Linux 7.0 removed PREEMPT_NONE, and PREEMPT_LAZY’s scheduler behavior turned minor page faults into a spinlock catastrophe, halving PostgreSQL throughput on high-core servers.
Key Takeaways
On a 96-vCPU Graviton4 running pgbench at scale factor 8,470 with 1,024 clients, Linux 7.0 dropped throughput from 98,565 to 50,751 TPS.
perf pinpointed the culprit: 55.6% of CPU time inside s_lock, the spinlock in StrategyGetBuffer, PostgreSQL’s global buffer pool selection function.
Root cause: PREEMPT_LAZY allows the kernel to preempt a backend mid-fault-handler. While that backend holds the spinlock, every other backend spins, burning CPU; the cost multiplies across all waiting backends.

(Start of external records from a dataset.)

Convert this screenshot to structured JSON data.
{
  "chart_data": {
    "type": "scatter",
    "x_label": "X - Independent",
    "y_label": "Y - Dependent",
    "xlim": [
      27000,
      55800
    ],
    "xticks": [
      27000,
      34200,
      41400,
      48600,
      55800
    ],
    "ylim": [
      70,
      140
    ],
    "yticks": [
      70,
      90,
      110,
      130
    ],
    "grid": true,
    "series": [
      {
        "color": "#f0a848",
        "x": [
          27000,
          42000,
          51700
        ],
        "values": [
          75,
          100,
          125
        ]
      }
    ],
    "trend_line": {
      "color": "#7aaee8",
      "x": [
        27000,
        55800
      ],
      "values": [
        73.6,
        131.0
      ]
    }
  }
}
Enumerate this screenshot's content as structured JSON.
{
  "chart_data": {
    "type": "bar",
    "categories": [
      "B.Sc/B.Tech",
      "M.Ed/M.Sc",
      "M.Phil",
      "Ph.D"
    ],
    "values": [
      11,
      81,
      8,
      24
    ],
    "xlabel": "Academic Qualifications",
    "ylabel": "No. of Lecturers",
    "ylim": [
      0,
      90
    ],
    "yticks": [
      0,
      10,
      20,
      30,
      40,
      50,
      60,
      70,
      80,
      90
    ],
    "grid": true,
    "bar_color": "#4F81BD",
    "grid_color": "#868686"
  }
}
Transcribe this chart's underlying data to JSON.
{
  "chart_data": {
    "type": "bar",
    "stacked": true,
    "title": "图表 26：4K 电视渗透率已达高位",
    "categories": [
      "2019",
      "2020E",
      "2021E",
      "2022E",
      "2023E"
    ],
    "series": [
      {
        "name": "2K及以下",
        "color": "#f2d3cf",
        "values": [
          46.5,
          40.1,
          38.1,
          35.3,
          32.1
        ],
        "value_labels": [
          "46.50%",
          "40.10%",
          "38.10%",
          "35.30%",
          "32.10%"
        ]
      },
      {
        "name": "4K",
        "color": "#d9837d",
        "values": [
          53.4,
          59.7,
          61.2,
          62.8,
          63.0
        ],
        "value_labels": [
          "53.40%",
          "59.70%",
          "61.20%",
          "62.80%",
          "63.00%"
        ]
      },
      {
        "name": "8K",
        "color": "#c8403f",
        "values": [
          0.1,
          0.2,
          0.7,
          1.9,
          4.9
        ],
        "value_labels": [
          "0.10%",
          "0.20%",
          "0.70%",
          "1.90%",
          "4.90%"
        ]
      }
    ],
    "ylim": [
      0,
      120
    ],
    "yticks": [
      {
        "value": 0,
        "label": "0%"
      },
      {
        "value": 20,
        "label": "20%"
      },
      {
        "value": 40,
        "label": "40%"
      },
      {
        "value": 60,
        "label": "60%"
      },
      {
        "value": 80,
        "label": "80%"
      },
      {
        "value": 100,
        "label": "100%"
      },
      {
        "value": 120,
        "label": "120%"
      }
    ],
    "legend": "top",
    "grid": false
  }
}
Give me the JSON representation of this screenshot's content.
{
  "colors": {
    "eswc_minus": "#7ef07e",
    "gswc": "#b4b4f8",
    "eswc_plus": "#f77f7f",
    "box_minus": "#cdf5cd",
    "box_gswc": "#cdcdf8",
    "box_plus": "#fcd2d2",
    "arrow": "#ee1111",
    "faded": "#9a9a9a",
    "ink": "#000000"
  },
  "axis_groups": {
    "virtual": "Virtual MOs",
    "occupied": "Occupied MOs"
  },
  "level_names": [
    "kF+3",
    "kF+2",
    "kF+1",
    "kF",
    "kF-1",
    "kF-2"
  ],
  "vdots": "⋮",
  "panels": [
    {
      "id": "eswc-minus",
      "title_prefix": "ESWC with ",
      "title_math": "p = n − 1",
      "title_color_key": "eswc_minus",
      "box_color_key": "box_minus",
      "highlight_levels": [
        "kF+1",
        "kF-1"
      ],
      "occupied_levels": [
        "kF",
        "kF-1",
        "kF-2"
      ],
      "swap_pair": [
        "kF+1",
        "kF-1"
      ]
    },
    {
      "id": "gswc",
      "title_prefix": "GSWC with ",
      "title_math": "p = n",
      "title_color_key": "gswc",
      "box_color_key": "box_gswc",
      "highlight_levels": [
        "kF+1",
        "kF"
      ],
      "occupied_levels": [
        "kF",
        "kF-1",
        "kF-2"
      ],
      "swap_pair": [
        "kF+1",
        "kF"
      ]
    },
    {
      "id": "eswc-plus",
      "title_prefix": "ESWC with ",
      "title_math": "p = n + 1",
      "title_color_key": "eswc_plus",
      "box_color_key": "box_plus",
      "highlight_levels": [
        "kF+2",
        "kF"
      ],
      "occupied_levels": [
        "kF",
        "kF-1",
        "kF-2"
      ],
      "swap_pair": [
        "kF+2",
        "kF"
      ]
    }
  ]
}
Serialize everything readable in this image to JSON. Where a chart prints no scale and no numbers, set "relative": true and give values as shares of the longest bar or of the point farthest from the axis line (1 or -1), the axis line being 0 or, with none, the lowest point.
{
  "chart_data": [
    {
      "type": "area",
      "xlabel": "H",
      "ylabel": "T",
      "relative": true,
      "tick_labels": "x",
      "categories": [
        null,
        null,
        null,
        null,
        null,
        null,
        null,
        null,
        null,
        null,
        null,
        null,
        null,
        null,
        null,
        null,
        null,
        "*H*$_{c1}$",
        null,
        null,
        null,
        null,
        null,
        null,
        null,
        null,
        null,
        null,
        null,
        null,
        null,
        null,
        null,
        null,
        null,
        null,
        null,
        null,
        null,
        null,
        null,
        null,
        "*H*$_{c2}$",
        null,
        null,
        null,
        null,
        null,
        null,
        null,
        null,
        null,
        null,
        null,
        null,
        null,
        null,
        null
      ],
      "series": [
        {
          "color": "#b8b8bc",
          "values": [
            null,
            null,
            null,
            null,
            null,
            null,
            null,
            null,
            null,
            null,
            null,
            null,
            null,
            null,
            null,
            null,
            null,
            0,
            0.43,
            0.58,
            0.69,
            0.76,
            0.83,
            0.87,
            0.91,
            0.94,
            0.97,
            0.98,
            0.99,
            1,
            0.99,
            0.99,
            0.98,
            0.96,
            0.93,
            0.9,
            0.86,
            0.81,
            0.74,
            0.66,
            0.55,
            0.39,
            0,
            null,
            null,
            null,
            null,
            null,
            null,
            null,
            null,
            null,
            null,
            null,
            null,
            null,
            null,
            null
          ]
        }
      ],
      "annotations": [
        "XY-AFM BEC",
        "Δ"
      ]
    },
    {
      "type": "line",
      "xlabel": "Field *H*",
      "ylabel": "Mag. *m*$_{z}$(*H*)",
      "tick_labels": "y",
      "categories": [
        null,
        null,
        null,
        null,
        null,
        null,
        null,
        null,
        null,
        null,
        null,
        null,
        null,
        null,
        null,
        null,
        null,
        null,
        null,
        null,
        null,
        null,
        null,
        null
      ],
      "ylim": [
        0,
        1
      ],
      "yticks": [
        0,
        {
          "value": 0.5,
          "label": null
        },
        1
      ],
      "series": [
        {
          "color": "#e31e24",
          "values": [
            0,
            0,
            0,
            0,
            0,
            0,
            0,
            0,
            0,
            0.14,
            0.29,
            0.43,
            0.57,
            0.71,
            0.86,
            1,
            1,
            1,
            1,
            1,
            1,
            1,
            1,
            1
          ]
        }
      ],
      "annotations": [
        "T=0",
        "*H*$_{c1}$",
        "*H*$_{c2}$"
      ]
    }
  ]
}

With PREEMPT_NONE (removed in Linux 7.0), the fault resolved before rescheduling occurred; spinlock hold time stayed short and damage stayed bounded.
Fix: enable huge pages (2 MB or 1 GB) to reduce a 120 GB shared buffer pool from ~31 million potential page faults to ~61,440 or ~120. Set huge_pages = on (not try) so misconfigured instances fail fast.